Why collecting mid-semester feedback is worth your time and a few tips on how to do it effectively

In C-I courses, we use feedback loops to help students learn, but what about creating feedback opportunities to help us learn as teachers? Midterm is the perfect chance to elicit feedback from our students about what’s working well (and not so well) to inform our teaching practices and enhance students’ own success. As you can imagine, there are many benefits to doing a mid-semester pulse check, and some faculty even see improved end-of-semester teacher evaluations as a result. 

When we engage students in feedback about their learning experiences, we can spur incredible dialogue and interactions. This intentional process is also an opportunity to model the critical communication skills of giving and receiving constructive feedback.

Ready to get started collecting mid-semester feedback from your students? Here’s a simple model to follow.

Consider what you want to know.
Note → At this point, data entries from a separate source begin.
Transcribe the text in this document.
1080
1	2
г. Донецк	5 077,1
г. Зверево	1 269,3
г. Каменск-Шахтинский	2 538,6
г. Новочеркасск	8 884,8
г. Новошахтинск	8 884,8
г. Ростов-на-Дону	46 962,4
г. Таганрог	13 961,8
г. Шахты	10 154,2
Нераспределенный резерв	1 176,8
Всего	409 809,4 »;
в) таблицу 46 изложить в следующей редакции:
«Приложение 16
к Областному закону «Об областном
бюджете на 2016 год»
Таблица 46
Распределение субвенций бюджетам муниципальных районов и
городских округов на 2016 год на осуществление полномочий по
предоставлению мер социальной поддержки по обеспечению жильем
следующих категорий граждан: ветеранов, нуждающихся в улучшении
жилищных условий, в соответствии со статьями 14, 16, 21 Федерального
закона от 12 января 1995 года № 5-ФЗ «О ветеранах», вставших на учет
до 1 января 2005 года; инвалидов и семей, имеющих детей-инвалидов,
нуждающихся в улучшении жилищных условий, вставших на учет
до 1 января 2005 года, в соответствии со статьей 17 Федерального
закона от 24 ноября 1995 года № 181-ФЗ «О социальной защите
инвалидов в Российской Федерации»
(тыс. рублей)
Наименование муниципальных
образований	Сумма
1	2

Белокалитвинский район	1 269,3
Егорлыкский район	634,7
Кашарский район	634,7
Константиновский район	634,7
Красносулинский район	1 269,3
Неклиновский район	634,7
Identify two or three key questions that will give you the actionable data you need to inform your teaching practices. Here are few questions we often use in our classes: 

  • What is working well for you in this class? What are you struggling with? 
  • What is helping you learn? What is challenging your ability to learn? 
  • What could the instructor do to help you be more successful in this class? 
  • What could you do to improve your success in this class?

Identify a method and time that works for your class. Consider setting aside a portion of class time to encourage students to provide responses via small group feedback sessions. While this can be time-consuming, engaging in small discussions can yield high-quality results. Digital polling and online surveys are also great options. This approach allows for anonymous responses, giving students the opportunity to be more forthcoming and less fearful of retribution. Though anonymity is an asset, it can sometimes result in lower response rates, meaning your data may not be representative of all students. While we’ve labeled these as midterm sessions, you might find that a little earlier in the semester works better. Identify the best time for your own workflow by considering the questions you’re asking and what experiences students need to be able to provide quality feedback. 

Complete the loop. Feedback is most valuable when you actually implement it. Not only does this help you improve the course, but it also shows your students that their feedback matters. Consider your students’ suggestions and choose two or three action items that you can complete this semester and share your plan with your students. If you can’t take actions to students’ suggestions immediately, do take the time to share how you hope to improve the course in future semesters. This action goes a long way in modeling effective feedback practices, and it will signal to your students that you truly value their input. 

Share the “why” with your students. When asked for feedback students may say things like “no quizzes” or “fewer readings.” This gives you the opportunity to explain why these are critical components to learning in your course. If you have a small class, you can even explore the root concerns by asking students to share more about the “why” behind their suggestions.